Arc Publications logo

50 years at the cutting edge of poetry publishing

“A meeting point for poets of all latitudes”
— Víctor Rodríguez Núñez

From WILL STONE, poet & literary translator

As a practising poet and literary translator, a former and current Arc author, who has two vital collections of European poetry in translation forthcoming in bilingual editions, I am writing to express my severe dissatisfaction and consternation at the decision to relieve this excellent and long standing publishing house of their funds. Without this crucial support they cannot function and if they don’t function, our culture, which is already saddled with increasing insularity in a dumbed down commercially putrefied climate will suffer further petrifaction.

The books that Arc has produced for forty years and more have all been explicitly chosen for the quality of their content. This publisher does not serve fashions, nor does it hide behind celebrity profiles, it simply produces important work from around the globe which would otherwise never reach these islands at all. Year on year the small yet industrious staff at Arc slave away to reveal books to the English public which will serve to enrich their lives. They are the only independent publisher with such a wide ranging and rich list of poetry in translation, and their hallmark is trusted and respected throughout the publishing world, bilingual editions with excellent introductions by leading scholars and writers.

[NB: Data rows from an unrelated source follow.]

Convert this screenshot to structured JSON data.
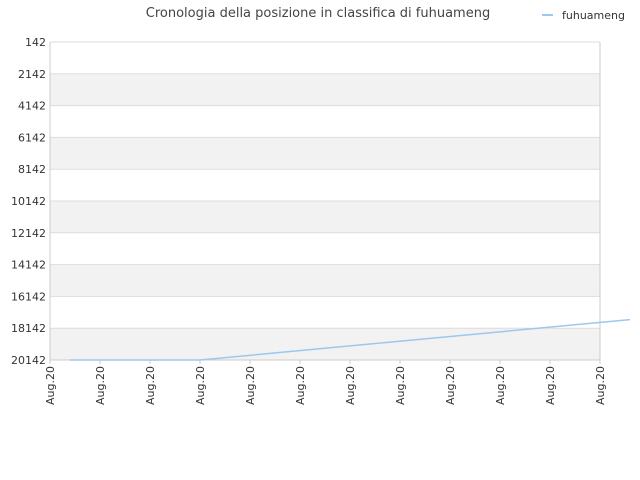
{
  "chart_data": {
    "type": "line",
    "title": "Cronologia della posizione in classifica di fuhuameng",
    "xlabel": "",
    "ylabel": "",
    "y_inverted": true,
    "ylim": [
      142,
      20142
    ],
    "y_ticks": [
      142,
      2142,
      4142,
      6142,
      8142,
      10142,
      12142,
      14142,
      16142,
      18142,
      20142
    ],
    "x_ticks": [
      "Aug.20",
      "Aug.20",
      "Aug.20",
      "Aug.20",
      "Aug.20",
      "Aug.20",
      "Aug.20",
      "Aug.20",
      "Aug.20",
      "Aug.20",
      "Aug.20",
      "Aug.20"
    ],
    "grid": true,
    "legend_position": "top-right",
    "colors": {
      "line": "#9cc8ee",
      "band": "#f2f2f2",
      "grid": "#dddddd",
      "axis": "#cccccc"
    },
    "series": [
      {
        "name": "fuhuameng",
        "x": [
          0.4,
          3.0,
          11.6
        ],
        "values": [
          20142,
          20142,
          17600
        ]
      }
    ]
  }
}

It seems incredible, mind boggling to me that the Arts Council decides to reduce funding on a publisher with such a record of success, who is actively promoting integration and progress through foreign language exchange, especially in a time when foreign language education in schools and universities has all but collapsed. What sort of a nation are we when we pander to the monoglots and ignore our neighbouring countries and their authors? A poor one becoming poorer. Arc has been reaching out to new readers for decades, and their Visible Poets series especially has been ground breaking, receiving plaudits from across the literary world. Arc authors and translators have been regularly short-listed for international prizes and reviewed in the leading literary papers. I should know because I have written some of those reviews. So I wish to say here emphatically to the Arts Council, in this case, you have made a most dreadful mistake, which I urge you to rectify at the earliest opportunity.

Let this great small publisher continue their sterling work unhindered, without insecurity, let the reader find his or her deeper cultural satisfaction in the books they provide and do them the honour after four decades of sweat and toil to value them and all they will leave behind for future generations.